MiniDOM supports installation via the CocoaPods, Carthage, and the Swift Package Manager.
Add the following to your Podfile
:
pod 'MiniDOM'
Add the following to your Cartfile
:
github "MiniDOM/MiniDOM"
Add the following dependency to your Package.swift
file:
.package(url: "https://github.com/MiniDOM/MiniDOM/", from: "1.0.0")
MiniDOM has no third-party dependencies. It only uses Foundation
classes, including XMLParser
. Unit tests are written using XCUnit
.
MiniDOM provides a mechanism for traversing a document via a path. Call Document.evaluate(path:)
, passing an array of strings representing element node names (Node.nodeName
). For example, consider the following document:
<a id="1">
<b id="2">
<z id="3"/>
</b>
<c id="4">
<z id="5"/>
</c>
<b id="6"/>
<z id="7"/>
<b id="8">
<z id="9"/>
</b>
</a>
Evaluating the path ["a", "b", "z"]
(by calling document.evaluate(path: ["a", "b", "z"])

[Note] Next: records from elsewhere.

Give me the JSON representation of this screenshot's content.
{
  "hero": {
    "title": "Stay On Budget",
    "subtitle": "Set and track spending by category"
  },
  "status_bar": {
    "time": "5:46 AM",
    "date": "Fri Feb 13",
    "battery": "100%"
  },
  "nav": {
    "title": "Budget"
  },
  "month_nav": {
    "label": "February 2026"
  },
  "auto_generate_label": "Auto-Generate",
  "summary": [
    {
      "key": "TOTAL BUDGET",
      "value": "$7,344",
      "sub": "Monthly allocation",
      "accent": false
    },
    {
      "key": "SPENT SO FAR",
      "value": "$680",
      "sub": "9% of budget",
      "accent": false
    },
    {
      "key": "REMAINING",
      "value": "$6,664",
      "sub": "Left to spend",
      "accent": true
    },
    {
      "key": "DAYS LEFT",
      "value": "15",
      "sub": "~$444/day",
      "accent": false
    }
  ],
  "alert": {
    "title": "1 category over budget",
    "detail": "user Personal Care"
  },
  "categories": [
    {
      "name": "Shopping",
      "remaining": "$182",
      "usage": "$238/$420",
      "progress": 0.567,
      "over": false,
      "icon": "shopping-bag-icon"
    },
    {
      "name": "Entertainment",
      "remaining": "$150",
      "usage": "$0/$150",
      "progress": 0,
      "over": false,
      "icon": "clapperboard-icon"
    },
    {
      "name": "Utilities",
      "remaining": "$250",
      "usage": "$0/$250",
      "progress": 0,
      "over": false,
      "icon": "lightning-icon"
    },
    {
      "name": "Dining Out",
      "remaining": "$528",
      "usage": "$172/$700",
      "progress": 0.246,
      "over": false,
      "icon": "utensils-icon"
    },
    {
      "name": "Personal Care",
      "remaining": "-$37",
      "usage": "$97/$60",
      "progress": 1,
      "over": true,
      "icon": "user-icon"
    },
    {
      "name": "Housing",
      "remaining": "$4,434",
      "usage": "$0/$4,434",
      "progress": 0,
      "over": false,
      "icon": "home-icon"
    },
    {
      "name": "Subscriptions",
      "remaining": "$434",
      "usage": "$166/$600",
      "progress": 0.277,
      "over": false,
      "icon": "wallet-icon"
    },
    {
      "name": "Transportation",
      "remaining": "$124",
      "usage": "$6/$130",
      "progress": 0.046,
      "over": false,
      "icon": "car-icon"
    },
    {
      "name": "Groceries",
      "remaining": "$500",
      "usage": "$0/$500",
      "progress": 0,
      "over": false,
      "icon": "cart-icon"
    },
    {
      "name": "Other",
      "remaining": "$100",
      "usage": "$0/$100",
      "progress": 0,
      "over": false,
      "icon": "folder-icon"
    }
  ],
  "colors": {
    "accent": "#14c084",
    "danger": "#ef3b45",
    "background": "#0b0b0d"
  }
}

) will return an array of two Element
objects representing the <z>
elements with ID 3
and 9
.
The Visitor Design Pattern is used throughout the MiniDOM library to implement algorithms that involve traversing the DOM tree. It provides a convenient mechanism to separate an algorithm from the object structure on which it operates. It allows operations to be added to the DOM structure without modifying the structures themselves.
A Visitor
object is provided to Node.accept(_:)
to start the traversal. The Node
object calls the appropriate methods on the Visitor
object before calling Node.accept(_:)
on its child nodes, performing the recursive traversal.
The Visitor
protocol defines methods that correspond to each of the Node
types in the DOM. Types implementing the Visitor
protocol do not need to deal with the actual traversal; its methods are called by the traversal algorithm provided by the DOM classes.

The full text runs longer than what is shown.